Setiap manusia membawa bawaan lahir yang membentuk cara berpikir, merasa, dan berperilaku. Inilah yang dikenal sebagai temperamen—aspek mendasar dari kepribadian yang menentukan bagaimana seseorang merespons dunia di sekitarnya. Namun, sering kali orang keliru membedakan antara temperamen dan temperamental. Meski terdengar serupa, maknanya jauh berbeda.
Temperamen adalah struktur psikologis dasar, stabil, dan biasanya terbentuk sejak usia dini. Berbeda dengan temperamental yang lebih merujuk pada perubahan emosi secara cepat atau reaksi yang berlebihan, biasanya akibat rangsangan eksternal.
Dalam kajian psikologi, menurut Rothbart & Derryberry (1981) dalam Developmental Psychology dan diulas ulang oleh Shiner & Caspi (2003) di Annual Review of Psychology, temperamen merupakan fondasi perkembangan kepribadian sepanjang hidup seseorang. Penelitian terbaru oleh Martel (2013) yang dimuat di ScienceDirect juga menunjukkan bahwa kombinasi genetik dan lingkungan membentuk ekspresi temperamen, dan itu berpengaruh pada kesehatan mental dan perilaku sosial seseorang (Martel, 2013).
Empat Jenis Temperamen
-
Sanguinis:
Tipe ini dikenal ceria, ramah, dan mudah bergaul. Mereka senang berada dalam keramaian dan cenderung optimis. Meski demikian, sifatnya yang mudah bosan membuat mereka sulit untuk fokus pada tugas-tugas jangka panjang. -
Melankolis:
Dikenal sebagai sosok yang analitis, setia, dan sensitif. Mereka memiliki standar tinggi dan kemampuan berpikir mendalam. Namun, mereka mudah merasa kecewa dan rentan terhadap kecemasan. Studi dalam Jurnal Psikologi Insight (SINTA 3) oleh Yunita (2021) mengungkap bahwa individu melankolis memiliki kecenderungan perfeksionisme yang tinggi, yang bisa berpengaruh pada stres kerja jika tidak dikelola dengan baik. -
Plegmatis:
Tipe yang damai, sabar, dan penuh empati. Mereka cenderung menghindari konflik, lebih suka berperan sebagai penengah, dan sulit mengekspresikan emosi. Akibatnya, mereka bisa tampak pasif dan kurang ambisius. -
Koleris:
Individu koleris tegas, percaya diri, dan memiliki jiwa pemimpin. Mereka ambisius, efisien, namun juga bisa keras kepala dan sulit dikritik. Dalam penelitian oleh Zuckerman & Glicksohn (2016) di Personality and Individual Differences, ditemukan bahwa temperamen koleris cenderung berkaitan dengan kepemimpinan namun juga risiko stres tinggi bila tidak dikelola (Zuckerman & Glicksohn, 2016).

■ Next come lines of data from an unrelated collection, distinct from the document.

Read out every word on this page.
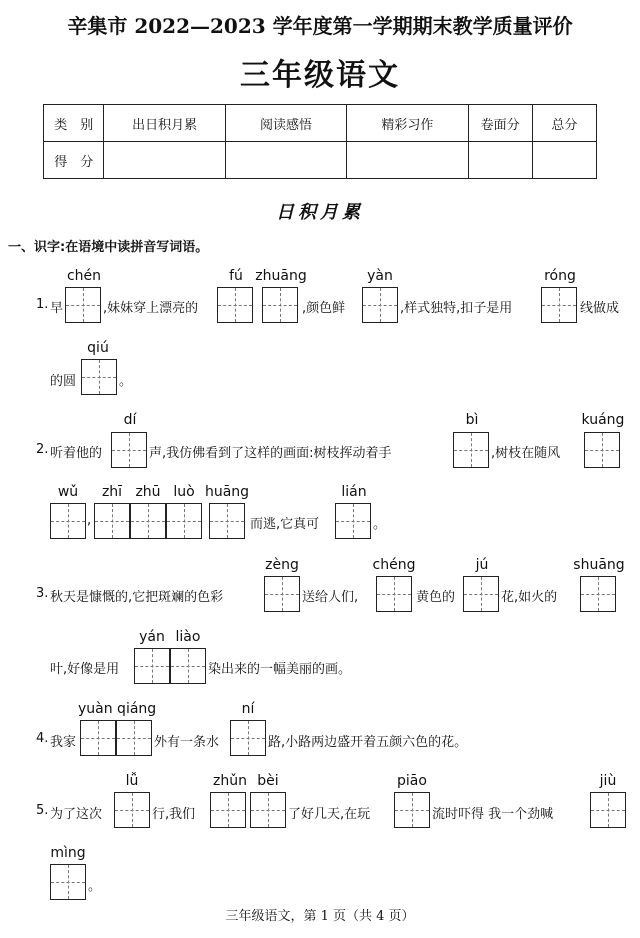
辛集市 2022—2023 学年度第一学期期末教学质量评价
三年级语文
类　别	出日积月累	阅读感悟	精彩习作	卷面分	总分
得　分					
日积月累
一、识字:在语境中读拼音写词语。
chén	fú zhuāng	yàn	róng
1. 早	,妹妹穿上漂亮的	,颜色鲜	,样式独特,扣子是用	线做成
qiú
的圆	。
dí	bì	kuáng
2. 听着他的	声,我仿佛看到了这样的画面:树枝挥动着手	,树枝在随风
wǔ	zhī zhū luò huāng	lián
,	而逃,它真可	。
zèng	chéng	jú	shuāng
3. 秋天是慷慨的,它把斑斓的色彩	送给人们,	黄色的	花,如火的
yán liào
叶,好像是用	染出来的一幅美丽的画。
yuàn qiáng	ní
4. 我家	外有一条水	路,小路两边盛开着五颜六色的花。
lǚ	zhǔn bèi	piāo	jiù
5. 为了这次	行,我们	了好几天,在玩	流时吓得 我一个劲喊
mìng
。
三年级语文，第 1 页（共 4 页）
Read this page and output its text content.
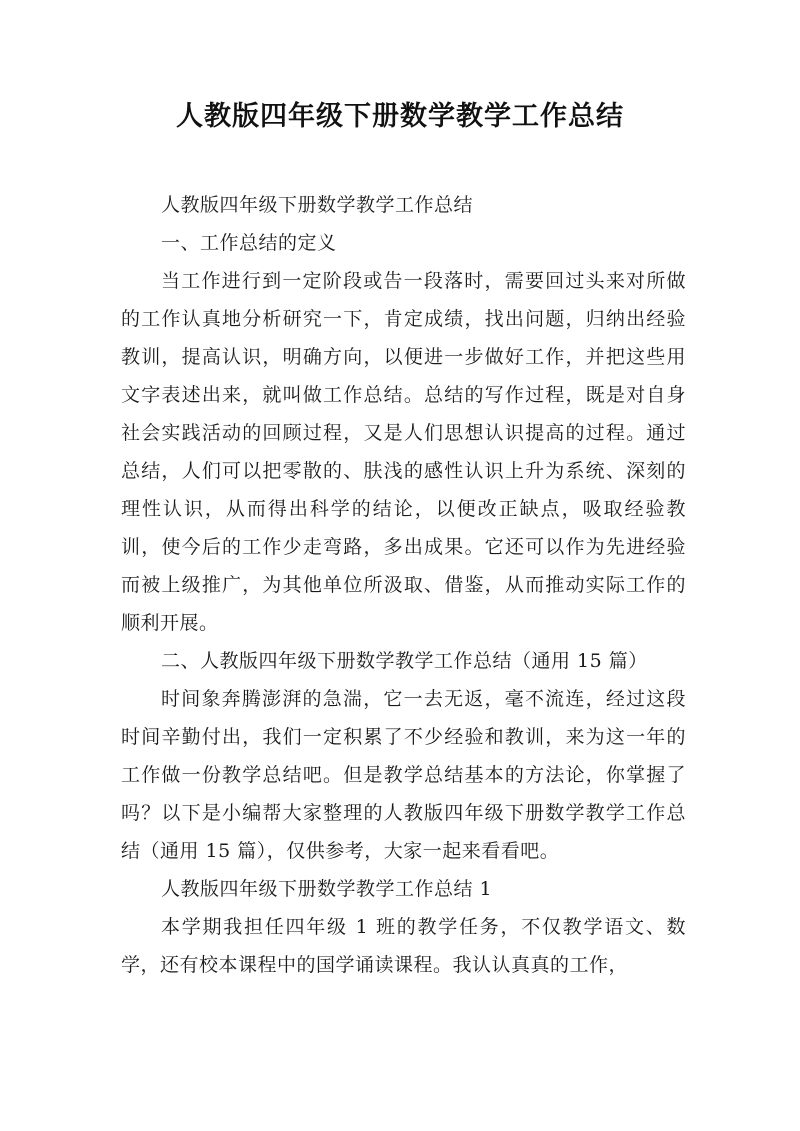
人教版四年级下册数学教学工作总结

人教版四年级下册数学教学工作总结

一、工作总结的定义

当工作进行到一定阶段或告一段落时，需要回过头来对所做的工作认真地分析研究一下，肯定成绩，找出问题，归纳出经验教训，提高认识，明确方向，以便进一步做好工作，并把这些用文字表述出来，就叫做工作总结。总结的写作过程，既是对自身社会实践活动的回顾过程，又是人们思想认识提高的过程。通过总结，人们可以把零散的、肤浅的感性认识上升为系统、深刻的理性认识，从而得出科学的结论，以便改正缺点，吸取经验教训，使今后的工作少走弯路，多出成果。它还可以作为先进经验而被上级推广，为其他单位所汲取、借鉴，从而推动实际工作的顺利开展。

二、人教版四年级下册数学教学工作总结（通用 15 篇）

时间象奔腾澎湃的急湍，它一去无返，毫不流连，经过这段时间辛勤付出，我们一定积累了不少经验和教训，来为这一年的工作做一份教学总结吧。但是教学总结基本的方法论，你掌握了吗？以下是小编帮大家整理的人教版四年级下册数学教学工作总结（通用 15 篇），仅供参考，大家一起来看看吧。

人教版四年级下册数学教学工作总结 1

本学期我担任四年级 1 班的教学任务，不仅教学语文、数学，还有校本课程中的国学诵读课程。我认认真真的工作，
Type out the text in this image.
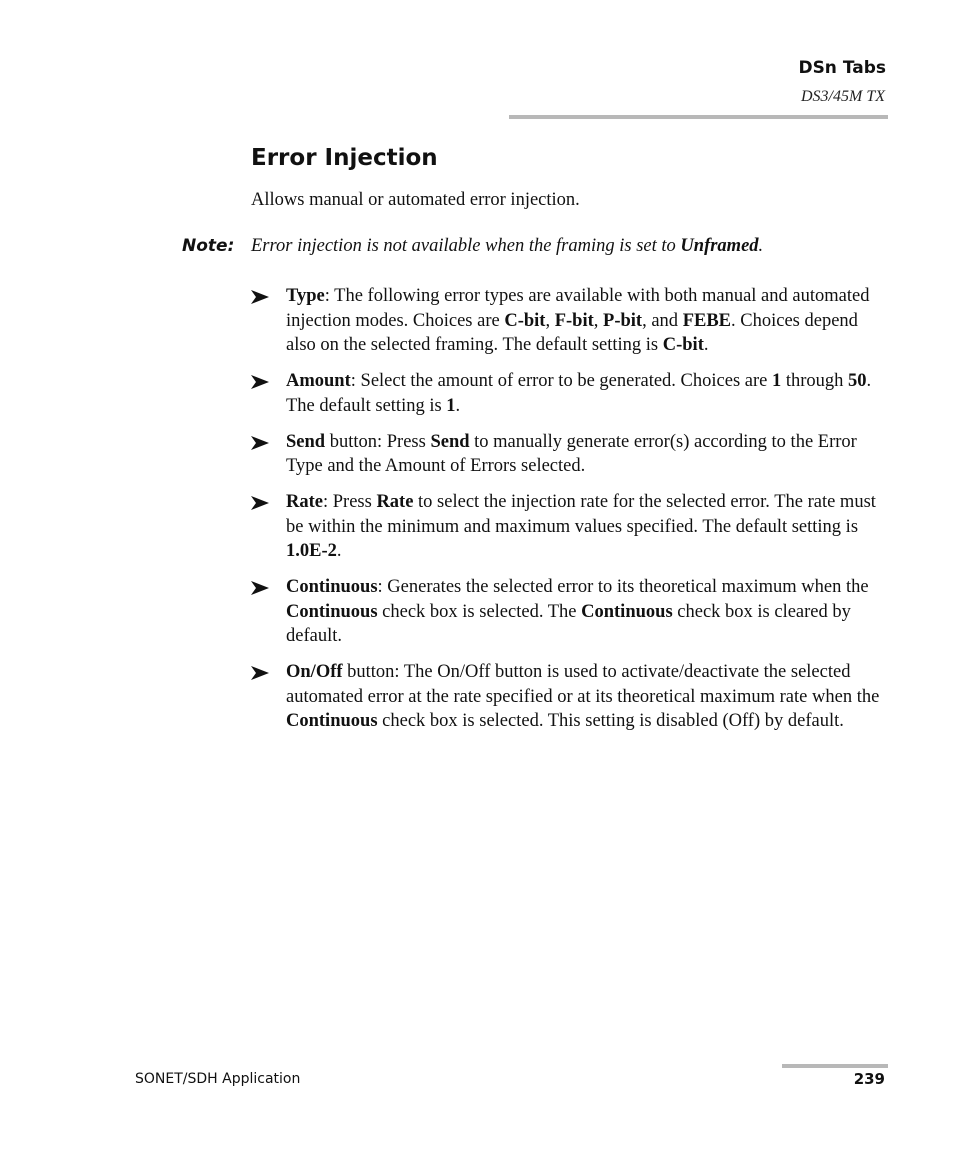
DSn Tabs
DS3/45M TX
Error Injection
Allows manual or automated error injection.
Note: Error injection is not available when the framing is set to Unframed.
Type: The following error types are available with both manual and automated injection modes. Choices are C-bit, F-bit, P-bit, and FEBE. Choices depend also on the selected framing. The default setting is C-bit.
Amount: Select the amount of error to be generated. Choices are 1 through 50. The default setting is 1.
Send button: Press Send to manually generate error(s) according to the Error Type and the Amount of Errors selected.
Rate: Press Rate to select the injection rate for the selected error. The rate must be within the minimum and maximum values specified. The default setting is 1.0E-2.
Continuous: Generates the selected error to its theoretical maximum when the Continuous check box is selected. The Continuous check box is cleared by default.
On/Off button: The On/Off button is used to activate/deactivate the selected automated error at the rate specified or at its theoretical maximum rate when the Continuous check box is selected. This setting is disabled (Off) by default.
SONET/SDH Application	239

Mengelola Temperamen Dominan
Temperamen memang sifat bawaan, namun bukan berarti tidak bisa dikendalikan. Dengan kesadaran diri, seseorang dapat mengelola dampak negatif dari temperamennya. Misalnya, seseorang dengan temperamen koleris yang mudah marah bisa memanfaatkan teknik pernapasan, olahraga, atau terapi seni untuk menyalurkan emosinya secara sehat.
Dalam artikel ScienceDirect oleh Gross & Thompson (2007), strategi regulasi emosi seperti cognitive reappraisal terbukti mampu membantu individu dalam menyesuaikan reaksi emosional terhadap situasi pemicu stres (Gross & Thompson, 2007).
Bagi mereka yang kesulitan mengendalikan temperamen hingga berdampak pada hubungan sosial, bantuan profesional seperti psikolog dapat menjadi solusi terbaik. Pendekatan konseling berbasis temperamen, seperti yang dikembangkan dalam Jurnal Psikologi Ulayat (SINTA 2) oleh Rahayu & Fitriana (2022), terbukti efektif dalam membantu klien mengenali dan mengelola pola-pola reaktif mereka.
Temperamen Warna Unik Setiap Individu
Temperamen membentuk warna unik pada setiap individu. Meskipun bawaan, ia tidak bersifat mutlak. Melalui kesadaran, refleksi diri, dan strategi pengelolaan emosi, kita bisa membentuk temperamen menjadi kekuatan, bukan kelemahan. Karena sejatinya, mengenali diri sendiri adalah awal dari pertumbuhan yang sejati.